Plusieurs produits de large consommation hors de portée des petites bourses

Ramadan : la flambée des prix au rendez -vous

© Liberté

Spéculation

À quelques jours de l’entame du mois de jeûne, les marchés connaissent comme à l’accoutumée la flambée des prix de produits de large consommation. Les produits emblématiques de cette hausse importante des prix sont la tomate, la courgette, le poulet, l’escalope de dinde, l’ail, les petits pois, par rapport aux prix de la deuxième quinzaine du mois de mai, l’augmentation peut atteindre 50 à 100% ! Un écart énorme qui montre que les pratiques spéculatives continuent de dominer en dépit du discours rassurant sur la disponibilité des produits. Encore une fois, le Ramadhan 2016 se caractérisera par l’anarchie et la désorganisation du marché. Il suffit de se rendre au marché de fruits et légumes de Rovigo (Bougara) qui approvisionne toute la région Centre pour s’en rendre compte.
Cet espace commercial est le royaume des transactions sans facture, des ventes en plusieurs mains et de l’absence de traçabilité. En un mot, un temple de l’informel, du commerce sauvage, en dépit de la promulgation en 2012 d’un texte qui régit l’organisation des marchés de gros de fruits et légumes. Cette anarchie commerciale justifie la flambée des prix actuellement enregistrée sur nos marchés.
Comme à Rovigo, le temps s’est figé sur les marchés du pays. On y assiste aux mêmes pratiques spéculatives, au même désordre, à la prédominance de l’informel, à l’absence de l’autorité de l’État depuis au moins 20 ans. Les principales victimes de cette prévisible saignée seront la grande majorité des ménages qui touchent entre 18 000 DA et 50 000 DA. Pendant qu’on assiste à des manœuvres spéculatives destinées à profiter du mois sacré pour se sucrer sur le dos des citoyens, les pouvoirs publics tardent comme à l’accoutumée à réagir pour juguler cette flambée des prix.
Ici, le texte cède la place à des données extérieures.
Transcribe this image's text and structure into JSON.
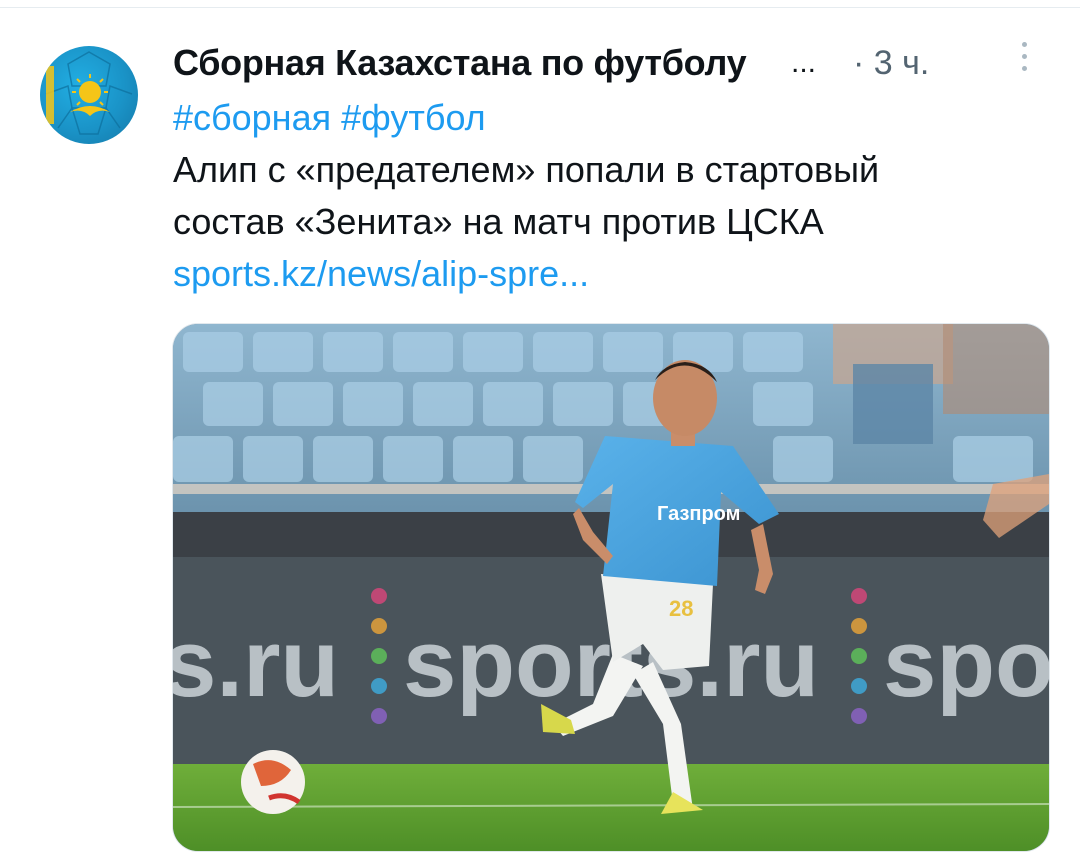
{
  "post": {
    "author_name": "Сборная Казахстана по футболу",
    "author_truncation": "...",
    "time": "· 3 ч.",
    "hashtags": [
      "#сборная",
      "#футбол"
    ],
    "text_line1": "Алип с «предателем» попали в стартовый",
    "text_line2": "состав «Зенита» на матч против ЦСКА",
    "link": "sports.kz/news/alip-spre...",
    "image": {
      "banner_text": "sports.ru",
      "player_number": "28",
      "sponsor": "Газпром"
    }
  },
  "colors": {
    "link": "#1d9bf0",
    "text": "#0f1419",
    "muted": "#536471"
  },
  "icons": {
    "more": "vertical-dots-icon",
    "avatar": "kazakhstan-football-logo"
  }
}
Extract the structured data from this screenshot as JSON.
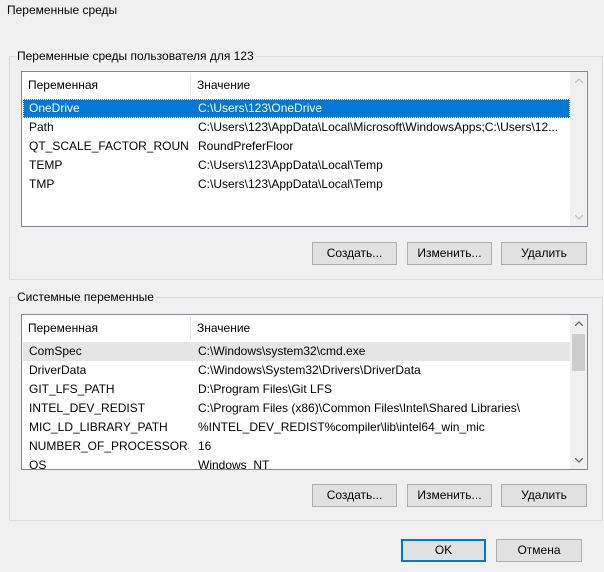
{
  "window": {
    "title": "Переменные среды"
  },
  "user_vars": {
    "group_label": "Переменные среды пользователя для 123",
    "columns": [
      "Переменная",
      "Значение"
    ],
    "rows": [
      {
        "name": "OneDrive",
        "value": "C:\\Users\\123\\OneDrive"
      },
      {
        "name": "Path",
        "value": "C:\\Users\\123\\AppData\\Local\\Microsoft\\WindowsApps;C:\\Users\\12..."
      },
      {
        "name": "QT_SCALE_FACTOR_ROUNDI...",
        "value": "RoundPreferFloor"
      },
      {
        "name": "TEMP",
        "value": "C:\\Users\\123\\AppData\\Local\\Temp"
      },
      {
        "name": "TMP",
        "value": "C:\\Users\\123\\AppData\\Local\\Temp"
      }
    ],
    "selected_index": 0,
    "buttons": {
      "create": "Создать...",
      "edit": "Изменить...",
      "delete": "Удалить"
    }
  },
  "system_vars": {
    "group_label": "Системные переменные",
    "columns": [
      "Переменная",
      "Значение"
    ],
    "rows": [
      {
        "name": "ComSpec",
        "value": "C:\\Windows\\system32\\cmd.exe"
      },
      {
        "name": "DriverData",
        "value": "C:\\Windows\\System32\\Drivers\\DriverData"
      },
      {
        "name": "GIT_LFS_PATH",
        "value": "D:\\Program Files\\Git LFS"
      },
      {
        "name": "INTEL_DEV_REDIST",
        "value": "C:\\Program Files (x86)\\Common Files\\Intel\\Shared Libraries\\"
      },
      {
        "name": "MIC_LD_LIBRARY_PATH",
        "value": "%INTEL_DEV_REDIST%compiler\\lib\\intel64_win_mic"
      },
      {
        "name": "NUMBER_OF_PROCESSORS",
        "value": "16"
      },
      {
        "name": "OS",
        "value": "Windows_NT"
      }
    ],
    "hovered_index": 0,
    "buttons": {
      "create": "Создать...",
      "edit": "Изменить...",
      "delete": "Удалить"
    }
  },
  "dialog_buttons": {
    "ok": "OK",
    "cancel": "Отмена"
  },
  "icons": {
    "scroll_up": "chevron-up-icon",
    "scroll_down": "chevron-down-icon"
  }
}
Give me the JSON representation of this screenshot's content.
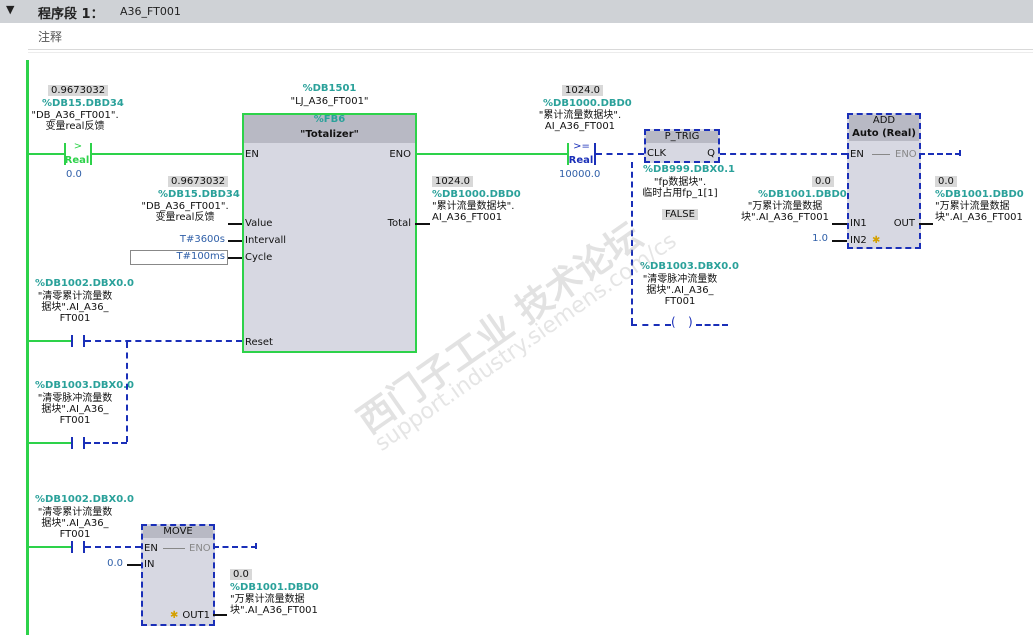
{
  "header": {
    "arrow": "▼",
    "title": "程序段 1：",
    "name": "A36_FT001"
  },
  "comment": "注释",
  "c1": {
    "value": "0.9673032",
    "tag": "%DB15.DBD34",
    "name1": "\"DB_A36_FT001\".",
    "name2": "变量real反馈",
    "op": ">",
    "type": "Real",
    "ref": "0.0"
  },
  "fb": {
    "instance_tag": "%DB1501",
    "instance_name": "\"LJ_A36_FT001\"",
    "fb_tag": "%FB6",
    "fb_name": "\"Totalizer\"",
    "pins": {
      "en": "EN",
      "eno": "ENO",
      "value": "Value",
      "interval": "Intervall",
      "cycle": "Cycle",
      "total": "Total",
      "reset": "Reset"
    },
    "value_in": {
      "value": "0.9673032",
      "tag": "%DB15.DBD34",
      "name1": "\"DB_A36_FT001\".",
      "name2": "变量real反馈"
    },
    "interval_in": "T#3600s",
    "cycle_in": "T#100ms",
    "total_out": {
      "value": "1024.0",
      "tag": "%DB1000.DBD0",
      "name1": "\"累计流量数据块\".",
      "name2": "AI_A36_FT001"
    }
  },
  "reset1": {
    "tag": "%DB1002.DBX0.0",
    "name1": "\"清零累计流量数",
    "name2": "据块\".AI_A36_",
    "name3": "FT001"
  },
  "reset2": {
    "tag": "%DB1003.DBX0.0",
    "name1": "\"清零脉冲流量数",
    "name2": "据块\".AI_A36_",
    "name3": "FT001"
  },
  "c2": {
    "value": "1024.0",
    "tag": "%DB1000.DBD0",
    "name1": "\"累计流量数据块\".",
    "name2": "AI_A36_FT001",
    "op": ">=",
    "type": "Real",
    "ref": "10000.0"
  },
  "ptrig": {
    "title": "P_TRIG",
    "clk": "CLK",
    "q": "Q",
    "tag": "%DB999.DBX0.1",
    "name1": "\"fp数据块\".",
    "name2": "临时占用fp_1[1]",
    "state": "FALSE"
  },
  "coil": {
    "tag": "%DB1003.DBX0.0",
    "name1": "\"清零脉冲流量数",
    "name2": "据块\".AI_A36_",
    "name3": "FT001"
  },
  "add": {
    "title": "ADD",
    "type": "Auto (Real)",
    "en": "EN",
    "eno": "ENO",
    "in1": "IN1",
    "in2": "IN2",
    "out": "OUT",
    "in1_src": {
      "value": "0.0",
      "tag": "%DB1001.DBD0",
      "name1": "\"万累计流量数据",
      "name2": "块\".AI_A36_FT001"
    },
    "in2_val": "1.0",
    "out_dst": {
      "value": "0.0",
      "tag": "%DB1001.DBD0",
      "name1": "\"万累计流量数据",
      "name2": "块\".AI_A36_FT001"
    }
  },
  "row3": {
    "tag": "%DB1002.DBX0.0",
    "name1": "\"清零累计流量数",
    "name2": "据块\".AI_A36_",
    "name3": "FT001"
  },
  "move": {
    "title": "MOVE",
    "en": "EN",
    "eno": "ENO",
    "in": "IN",
    "out1": "OUT1",
    "in_val": "0.0",
    "out_dst": {
      "value": "0.0",
      "tag": "%DB1001.DBD0",
      "name1": "\"万累计流量数据",
      "name2": "块\".AI_A36_FT001"
    }
  },
  "watermark": {
    "cn": "西门子工业 技术论坛",
    "url": "support.industry.siemens.com/cs"
  },
  "colors": {
    "power": "#2dd24a",
    "no_power": "#1a2fb8",
    "tag": "#2aa19a",
    "box": "#d7d8e2"
  }
}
Si deux initiatives à encourager pouvant atténuer cette perte importante du pouvoir d’achat sont annoncées : 114 points de vente Proda (ventes du poulet et de la viande moins cher) marchés de proximité de l’UGTA, leur mise en place ne s’effectue pas avec la même promptitude. À un jour du début du mois de jeûne, on ignore si ces espaces commerciaux seront systématisés et si les espaces de Proda sont proches des grands centres de consommation, notamment dans la capitale et dans les grandes villes du pays. Ces points de vente ne semblent pas visibles pour la majorité des citoyens. Encore une fois, on fait l’économie de l’information déterminante dans la lutte contre les pratiques spéculatives et la flambée des prix. Cette situation démontre, encore une fois, l’incapacité de l’État à contrer ces pratiques, à juguler la flambée des prix et à réguler le marché. À la lumière de tous ces signaux, Ramadhan 2016 sera comme les autres Ramadhans, le mois de la saignée des ménages.


K. R.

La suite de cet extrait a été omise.